タフタに似た、シルクより光沢の強いヴォルカン・レッドの生地でパイピング仕立ての縦ラインがあり、両脇に4本ずつ裾に広がって、白い本体生地を分けてアクセントをつけてある。
このヴォルカン・レッドの生地で、ドレスの襟ぐりも裾も全て細く縁取られ、うんと手首が広く取られた付け袖の先幅10cmくらいもまた、強烈に目立つアクセントで作られている。
肩までの本体ドレスと、腕を覆う袖が分かれていて、2mmほどの太さの別シルク糸で大きな網目になって繋がっている。ここから肩の部分の肌が見え、首もとの襟ぐりも上品に開いていて肌が見える。
別の色の刺繍糸で、襟と背中と付け袖の先に、小さな蕾と葉っぱの刺繍がぐるっと施された、大変手の込んだ(そういう意味でゴージャスな)ドレスだった。
これで化粧ナシか。化粧品を持たないから、普段も化粧がない日々を送るイーアンでも、これはちょっと気にはなる。
ふと絵の具を買ったことを思い出す。ここの世界の絵の具は、粉末。化学物質は多分それほどないだろうからと思って、部屋から持ってきた袋の中の絵の具を取り出した。木箱に入った粉末絵の具で赤を見つける。
自分に赤が似合うのか分からない。ほぼ付けたことがない化粧。
「ハルテッドに聞いておけばよかった」
ぼそっとこぼしつつ。急いで、赤と・・・茶色を見つけて、この2色を混ぜる。蝋燭は木の樹脂から作っていると知っているので、部屋の蝋燭を一つ取って削る。料理に使う獣脂も、魔物皮用に容器に入れてある。
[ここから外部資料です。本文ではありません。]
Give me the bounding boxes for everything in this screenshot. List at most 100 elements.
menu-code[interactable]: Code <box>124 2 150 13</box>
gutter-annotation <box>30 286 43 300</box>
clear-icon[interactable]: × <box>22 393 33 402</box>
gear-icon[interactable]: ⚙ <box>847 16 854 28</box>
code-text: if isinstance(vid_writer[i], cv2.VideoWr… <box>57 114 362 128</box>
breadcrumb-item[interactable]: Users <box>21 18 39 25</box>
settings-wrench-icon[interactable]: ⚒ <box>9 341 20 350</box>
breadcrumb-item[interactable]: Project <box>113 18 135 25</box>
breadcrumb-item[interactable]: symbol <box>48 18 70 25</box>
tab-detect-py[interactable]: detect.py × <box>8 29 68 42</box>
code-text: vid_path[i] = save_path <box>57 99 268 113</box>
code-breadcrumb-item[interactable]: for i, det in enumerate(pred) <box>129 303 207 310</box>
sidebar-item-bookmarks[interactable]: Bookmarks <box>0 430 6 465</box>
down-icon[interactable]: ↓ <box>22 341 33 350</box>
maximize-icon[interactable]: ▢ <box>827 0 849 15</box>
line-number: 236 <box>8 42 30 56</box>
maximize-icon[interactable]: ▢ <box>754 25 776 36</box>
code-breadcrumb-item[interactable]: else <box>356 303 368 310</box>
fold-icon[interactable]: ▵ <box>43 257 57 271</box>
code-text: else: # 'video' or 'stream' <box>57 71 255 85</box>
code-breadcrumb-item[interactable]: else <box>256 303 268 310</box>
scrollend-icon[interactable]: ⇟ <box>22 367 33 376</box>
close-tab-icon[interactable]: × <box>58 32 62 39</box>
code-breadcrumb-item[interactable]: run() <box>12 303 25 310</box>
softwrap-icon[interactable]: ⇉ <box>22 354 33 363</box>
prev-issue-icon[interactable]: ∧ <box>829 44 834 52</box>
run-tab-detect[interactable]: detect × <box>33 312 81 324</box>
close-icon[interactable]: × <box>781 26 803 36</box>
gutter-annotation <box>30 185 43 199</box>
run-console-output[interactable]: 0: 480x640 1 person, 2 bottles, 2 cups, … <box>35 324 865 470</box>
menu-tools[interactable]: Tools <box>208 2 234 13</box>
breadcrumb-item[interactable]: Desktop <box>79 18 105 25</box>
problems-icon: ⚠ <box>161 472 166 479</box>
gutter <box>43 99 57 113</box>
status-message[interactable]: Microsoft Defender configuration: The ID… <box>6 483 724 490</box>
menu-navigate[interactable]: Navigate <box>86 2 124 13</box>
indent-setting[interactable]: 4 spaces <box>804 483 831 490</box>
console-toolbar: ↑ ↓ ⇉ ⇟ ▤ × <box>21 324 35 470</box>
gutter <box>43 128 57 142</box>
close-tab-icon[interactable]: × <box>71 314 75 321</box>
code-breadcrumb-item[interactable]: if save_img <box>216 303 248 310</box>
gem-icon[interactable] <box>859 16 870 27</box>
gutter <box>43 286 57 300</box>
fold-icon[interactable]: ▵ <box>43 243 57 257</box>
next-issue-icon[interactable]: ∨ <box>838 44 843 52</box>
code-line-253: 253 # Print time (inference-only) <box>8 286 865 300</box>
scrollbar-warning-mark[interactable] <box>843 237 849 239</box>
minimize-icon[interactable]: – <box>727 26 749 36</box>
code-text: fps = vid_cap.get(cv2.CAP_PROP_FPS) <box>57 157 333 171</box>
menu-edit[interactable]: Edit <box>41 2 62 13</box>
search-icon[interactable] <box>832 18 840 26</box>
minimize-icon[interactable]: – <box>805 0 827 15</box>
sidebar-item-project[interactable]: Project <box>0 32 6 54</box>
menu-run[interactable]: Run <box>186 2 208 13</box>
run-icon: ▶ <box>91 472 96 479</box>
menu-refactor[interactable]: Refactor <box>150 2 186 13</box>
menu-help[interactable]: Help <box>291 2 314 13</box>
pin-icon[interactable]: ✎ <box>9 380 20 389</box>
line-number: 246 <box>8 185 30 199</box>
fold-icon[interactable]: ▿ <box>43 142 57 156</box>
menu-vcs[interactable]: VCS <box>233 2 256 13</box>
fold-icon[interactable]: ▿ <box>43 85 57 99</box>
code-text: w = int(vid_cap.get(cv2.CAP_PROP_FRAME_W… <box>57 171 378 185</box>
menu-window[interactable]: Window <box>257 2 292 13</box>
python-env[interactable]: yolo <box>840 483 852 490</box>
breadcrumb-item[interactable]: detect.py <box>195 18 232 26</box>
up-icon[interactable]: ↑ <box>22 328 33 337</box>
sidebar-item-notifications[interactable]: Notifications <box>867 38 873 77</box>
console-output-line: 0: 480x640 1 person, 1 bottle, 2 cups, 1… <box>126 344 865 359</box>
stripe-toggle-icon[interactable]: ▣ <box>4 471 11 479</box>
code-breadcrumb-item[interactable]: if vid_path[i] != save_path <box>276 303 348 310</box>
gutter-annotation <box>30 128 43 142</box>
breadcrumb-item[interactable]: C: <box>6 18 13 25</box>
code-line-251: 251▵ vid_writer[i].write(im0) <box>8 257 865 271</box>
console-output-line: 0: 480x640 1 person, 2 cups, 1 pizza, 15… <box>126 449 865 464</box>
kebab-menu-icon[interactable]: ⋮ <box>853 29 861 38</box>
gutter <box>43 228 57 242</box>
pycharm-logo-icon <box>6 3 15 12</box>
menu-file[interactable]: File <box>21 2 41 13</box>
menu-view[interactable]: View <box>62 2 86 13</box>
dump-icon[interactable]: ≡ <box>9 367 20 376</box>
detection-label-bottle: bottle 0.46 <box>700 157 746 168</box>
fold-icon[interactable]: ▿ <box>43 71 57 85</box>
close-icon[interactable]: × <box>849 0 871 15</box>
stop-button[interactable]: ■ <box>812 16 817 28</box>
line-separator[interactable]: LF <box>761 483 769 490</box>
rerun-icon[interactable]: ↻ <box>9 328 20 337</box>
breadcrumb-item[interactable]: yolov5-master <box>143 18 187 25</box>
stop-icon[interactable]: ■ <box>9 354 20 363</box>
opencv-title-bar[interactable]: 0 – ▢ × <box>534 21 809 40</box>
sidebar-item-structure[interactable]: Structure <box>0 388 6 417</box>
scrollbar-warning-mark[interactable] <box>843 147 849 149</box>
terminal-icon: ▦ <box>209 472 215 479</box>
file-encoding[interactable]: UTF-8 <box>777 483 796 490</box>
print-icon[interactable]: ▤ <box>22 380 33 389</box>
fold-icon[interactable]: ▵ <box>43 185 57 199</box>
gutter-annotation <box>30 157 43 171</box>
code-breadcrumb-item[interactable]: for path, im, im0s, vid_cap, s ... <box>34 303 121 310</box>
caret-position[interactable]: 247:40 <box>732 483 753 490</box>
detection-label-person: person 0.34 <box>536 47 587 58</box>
この3つを混ぜる。色は全体の5%程度に留め、残りの95%を蝋と脂に分けて湯煎にかけて溶かした。
絵の具の原料は思うに石などのような気がする。害がないか、練り上げてから手の甲にちょっとだけ付ける。痛みも腫れもない。唇の粘膜に問題ないか、少しだけ内側に塗る。5分そのままにしても大丈夫。むしろ乾燥が防げる(思わぬラッキー)。
蝋を少しにして獣脂を多くした比率で、2ml程度の液を用意して、そこに黒と緑の絵の具を少しずつ混ぜる。ほんのちょっとで凄くやりにくいが、使うのはこれより僅か。絵の具が勿体無いので、量はとりあえずこれで良い。
剣工房で買った金属の鏡を見ながら、唇にうすーくうすーく口紅を引く。黒系のパウダーは細く切った綿につけて瞼の上に引く。押さえて、余計な粒子を取ってから。綿を小さく丸めて眉にも同じ色を少し入れる。
「こんなでも良いわ」
痣はまだ黄色いのがあるし、瘡蓋は少し取れてきているけれど痕がまだピンクだし、まぁちょっと化粧してあれば、少しは気遣いも見えるというもの。
こんな形で使うとは思っていなかったが、絵の具に感謝する。髪の毛は・・・これはどうにもならない。くるくるしてるし、毛の長さも違うし、長いわけでもないから、これはこのまま。
良い良い、と自分を納得させるイーアン。服が綺麗なのが一番大事。とっても嬉しい(靴は革のいつものだけど)。
出したものを片付けて、椅子に掛けると同時に、扉がノックされた。『ドルドレンだ』低い声が響いた。